Across the UK the first of May has long been a day for celebrations and festivities, often with a bit of ribboned pole-dancing thrown in for good measure. London itself has a long history of springtime frolics and debauchery, often spread over several days, although the focus of these mass celebrations has shifted somewhat over the years. Up until the 17th century the capital's main spring gathering was held in the Haymarket, just up the road from Charing Cross. But as the city expanded a less central location was sought, somewhere far more suitable for lewd drunken activity, and in 1686 the May Fair moved on. You can probably guess where.
in 1686 most of the area northwest of St James's Park was green pasture alongside the babbling Tyburn brook [map]. There were no local people to complain about London's annual May Fair moving in, save the residents of a few grand houses backing onto what is now Piccadilly. The sprawling fair began each year on May Day and lasted for a full fortnight. It attracted wild revellers from all over London and the home counties, as well as countless thieves, charlatans and lewd women. Over the course of two weeks much ale was quaffed, much money was wagered, much flesh was feasted upon and much seed was sown. It's a far cry from the sanitised celebrations Mayor Ken permits in Trafalgar Square these days, with the emphasis very firmly on raucous excess rather than social responsibility.

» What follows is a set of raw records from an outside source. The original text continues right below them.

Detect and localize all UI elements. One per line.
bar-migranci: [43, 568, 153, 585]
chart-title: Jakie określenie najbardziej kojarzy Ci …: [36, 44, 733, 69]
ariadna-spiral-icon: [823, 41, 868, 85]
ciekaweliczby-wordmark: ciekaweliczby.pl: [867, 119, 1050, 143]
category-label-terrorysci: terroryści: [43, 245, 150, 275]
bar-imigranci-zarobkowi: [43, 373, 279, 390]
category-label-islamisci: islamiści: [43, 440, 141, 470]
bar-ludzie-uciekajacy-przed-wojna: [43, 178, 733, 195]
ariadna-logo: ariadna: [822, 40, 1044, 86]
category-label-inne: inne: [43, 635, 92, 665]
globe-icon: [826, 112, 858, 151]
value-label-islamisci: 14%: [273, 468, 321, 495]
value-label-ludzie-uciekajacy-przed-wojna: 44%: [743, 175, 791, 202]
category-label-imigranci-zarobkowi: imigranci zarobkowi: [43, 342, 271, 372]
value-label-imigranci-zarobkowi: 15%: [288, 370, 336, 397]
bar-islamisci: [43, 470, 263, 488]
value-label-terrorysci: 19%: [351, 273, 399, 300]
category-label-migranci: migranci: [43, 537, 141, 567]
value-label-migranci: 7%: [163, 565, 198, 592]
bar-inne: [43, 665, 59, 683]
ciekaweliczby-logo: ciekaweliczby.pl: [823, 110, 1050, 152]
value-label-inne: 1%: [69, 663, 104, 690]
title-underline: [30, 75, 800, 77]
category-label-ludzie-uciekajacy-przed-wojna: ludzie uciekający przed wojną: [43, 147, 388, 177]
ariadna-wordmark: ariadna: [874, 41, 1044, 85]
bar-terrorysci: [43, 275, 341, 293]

As London continued to spread westward, the new inhabitants of north Piccadilly became resentful of the fair on their doorstep. They feared for the morals of their wives, servants and children, threatened by corruption in this iniquitous "nursery of vice". Rich residents petitioned the courts for the fair's removal, initially without success. Then, as the suburbanisation of the area continued, landowners moved in to erect new houses on these riverside fields. Shepherd Market (pictured) was laid out at the heart of the old fairground site in 1735, but it was not until 1764 that the Earl of Coventry successfully used legal means to force the entire revels to move elsewhere. With the May Fair's departure the area headed rapidly upmarket to become the exclusive aristocratic neighbourhood of Mayfair we know today. And Shepherd Market still survives as a charming backstreet enclave of restaurants, antiques shops and pubs, although it's never quite shaken off its reputation as a haunt for shady backhand deals and prostitutes.

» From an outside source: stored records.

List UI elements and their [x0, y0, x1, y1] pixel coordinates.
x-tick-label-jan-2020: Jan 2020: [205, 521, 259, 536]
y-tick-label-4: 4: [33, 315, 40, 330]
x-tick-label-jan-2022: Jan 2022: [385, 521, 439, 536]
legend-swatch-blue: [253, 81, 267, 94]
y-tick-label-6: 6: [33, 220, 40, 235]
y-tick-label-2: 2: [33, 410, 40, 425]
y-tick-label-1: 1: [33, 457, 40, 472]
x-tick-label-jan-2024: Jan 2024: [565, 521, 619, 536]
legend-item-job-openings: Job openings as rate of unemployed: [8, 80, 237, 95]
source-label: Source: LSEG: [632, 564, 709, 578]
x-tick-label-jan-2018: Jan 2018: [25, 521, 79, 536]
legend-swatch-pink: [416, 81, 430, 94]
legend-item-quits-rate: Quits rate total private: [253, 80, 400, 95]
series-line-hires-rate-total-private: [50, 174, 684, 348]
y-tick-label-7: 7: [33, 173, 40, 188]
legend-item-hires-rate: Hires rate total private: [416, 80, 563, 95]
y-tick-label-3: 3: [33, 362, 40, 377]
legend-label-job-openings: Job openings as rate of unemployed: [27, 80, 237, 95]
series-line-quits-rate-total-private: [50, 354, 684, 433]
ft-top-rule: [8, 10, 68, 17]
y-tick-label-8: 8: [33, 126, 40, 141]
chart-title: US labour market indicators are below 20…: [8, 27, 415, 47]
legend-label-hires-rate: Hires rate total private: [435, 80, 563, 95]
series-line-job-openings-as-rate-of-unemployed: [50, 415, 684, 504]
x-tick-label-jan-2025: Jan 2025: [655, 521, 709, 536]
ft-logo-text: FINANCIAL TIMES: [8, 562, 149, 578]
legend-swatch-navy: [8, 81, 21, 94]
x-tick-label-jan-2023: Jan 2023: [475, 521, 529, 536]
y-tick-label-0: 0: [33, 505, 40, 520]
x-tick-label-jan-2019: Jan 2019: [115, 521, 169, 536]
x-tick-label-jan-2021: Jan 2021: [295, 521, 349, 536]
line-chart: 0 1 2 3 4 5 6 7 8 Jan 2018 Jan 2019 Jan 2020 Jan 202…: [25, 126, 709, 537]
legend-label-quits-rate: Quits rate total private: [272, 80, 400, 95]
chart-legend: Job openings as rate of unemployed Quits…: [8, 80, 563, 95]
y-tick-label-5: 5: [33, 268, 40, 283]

The May Fair moved on, five miles eastward, re-establishing itself in a field just outside the small village of Bow [map]. Here it amalgamated with the existing Bow Fair, a long-standing bacchanalia held a few days after Whitsun.

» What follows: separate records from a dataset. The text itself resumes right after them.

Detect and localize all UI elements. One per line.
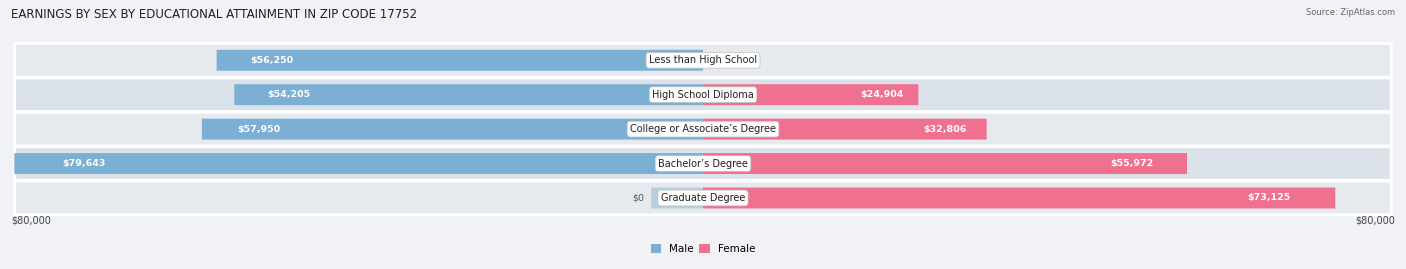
Text: $80,000: $80,000 — [1355, 215, 1395, 225]
Text: $0: $0 — [633, 193, 644, 203]
FancyBboxPatch shape — [14, 78, 1392, 111]
Legend: Male, Female: Male, Female — [647, 240, 759, 258]
Text: Source: ZipAtlas.com: Source: ZipAtlas.com — [1306, 8, 1395, 17]
Text: $24,904: $24,904 — [860, 90, 903, 99]
Text: High School Diploma: High School Diploma — [652, 90, 754, 100]
FancyBboxPatch shape — [703, 84, 918, 105]
Text: Graduate Degree: Graduate Degree — [661, 193, 745, 203]
FancyBboxPatch shape — [703, 119, 987, 140]
Text: $32,806: $32,806 — [924, 125, 967, 134]
Text: $55,972: $55,972 — [1109, 159, 1153, 168]
Text: $0: $0 — [713, 56, 725, 65]
Text: $54,205: $54,205 — [267, 90, 311, 99]
FancyBboxPatch shape — [235, 84, 703, 105]
Text: Bachelor’s Degree: Bachelor’s Degree — [658, 158, 748, 169]
FancyBboxPatch shape — [651, 187, 703, 208]
FancyBboxPatch shape — [14, 44, 1392, 77]
Text: EARNINGS BY SEX BY EDUCATIONAL ATTAINMENT IN ZIP CODE 17752: EARNINGS BY SEX BY EDUCATIONAL ATTAINMEN… — [11, 8, 418, 21]
FancyBboxPatch shape — [14, 153, 703, 174]
Text: College or Associate’s Degree: College or Associate’s Degree — [630, 124, 776, 134]
Text: $79,643: $79,643 — [62, 159, 105, 168]
FancyBboxPatch shape — [703, 153, 1187, 174]
Text: $57,950: $57,950 — [238, 125, 280, 134]
Text: Less than High School: Less than High School — [650, 55, 756, 65]
FancyBboxPatch shape — [14, 147, 1392, 180]
FancyBboxPatch shape — [202, 119, 703, 140]
FancyBboxPatch shape — [703, 187, 1336, 208]
Text: $56,250: $56,250 — [250, 56, 294, 65]
Text: $73,125: $73,125 — [1247, 193, 1291, 203]
FancyBboxPatch shape — [14, 112, 1392, 146]
FancyBboxPatch shape — [14, 181, 1392, 215]
FancyBboxPatch shape — [217, 50, 703, 71]
Text: $80,000: $80,000 — [11, 215, 51, 225]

The crowd's behaviour here was just as atrocious, with Londoners arriving in their droves by road and river to take out their frustrations on this tiny rural backwater. But as Bow's population grew so too did the number of complaints from local residents, as before, until in 1823 the fair was banned altogether "due to rowdyism and vice".
Here's the site of Bow's 'Fair Field' today, on the corner of (where else) FairfieldRoad. The striped building is PoplarTown Hall, an example of early modernist civic architecture, officially opened in 1938 by former mayor and Labour leader George Lansbury. It's no longer a town hall, having been downgraded to mere offices in the mid 60s, but it still provides an impressive (if slightly shabby) presence on Bow Road. In 1957 Fair Field's reputation for vice and criminal activity was rekindled briefly when the Kray Brothers opened their very first club, the Double R, here nextdoor to the old town hall. Nowadays only a school playground and a car hire portakabin are left to mark this doubly notorious location.
As a resident of Bow Road I'm both saddened and relieved that London's premier spring revels no longer take place so close to home. Whilst it would be really convenient to have a major fairground just a couple of hundred yards up the street, I really wouldn't want drunken merrymakers urinating on my doorstep and singing bawdy songs throughout the night. Neither would I enjoy the smell of congealed roasting meat permeating my flat, nor countless prostitutes hanging around outside the kebab shop and launderette. Not for a fortnight. Not in my backyard. Not until the Olympic circus arrives, anyway. Mayday, mayday.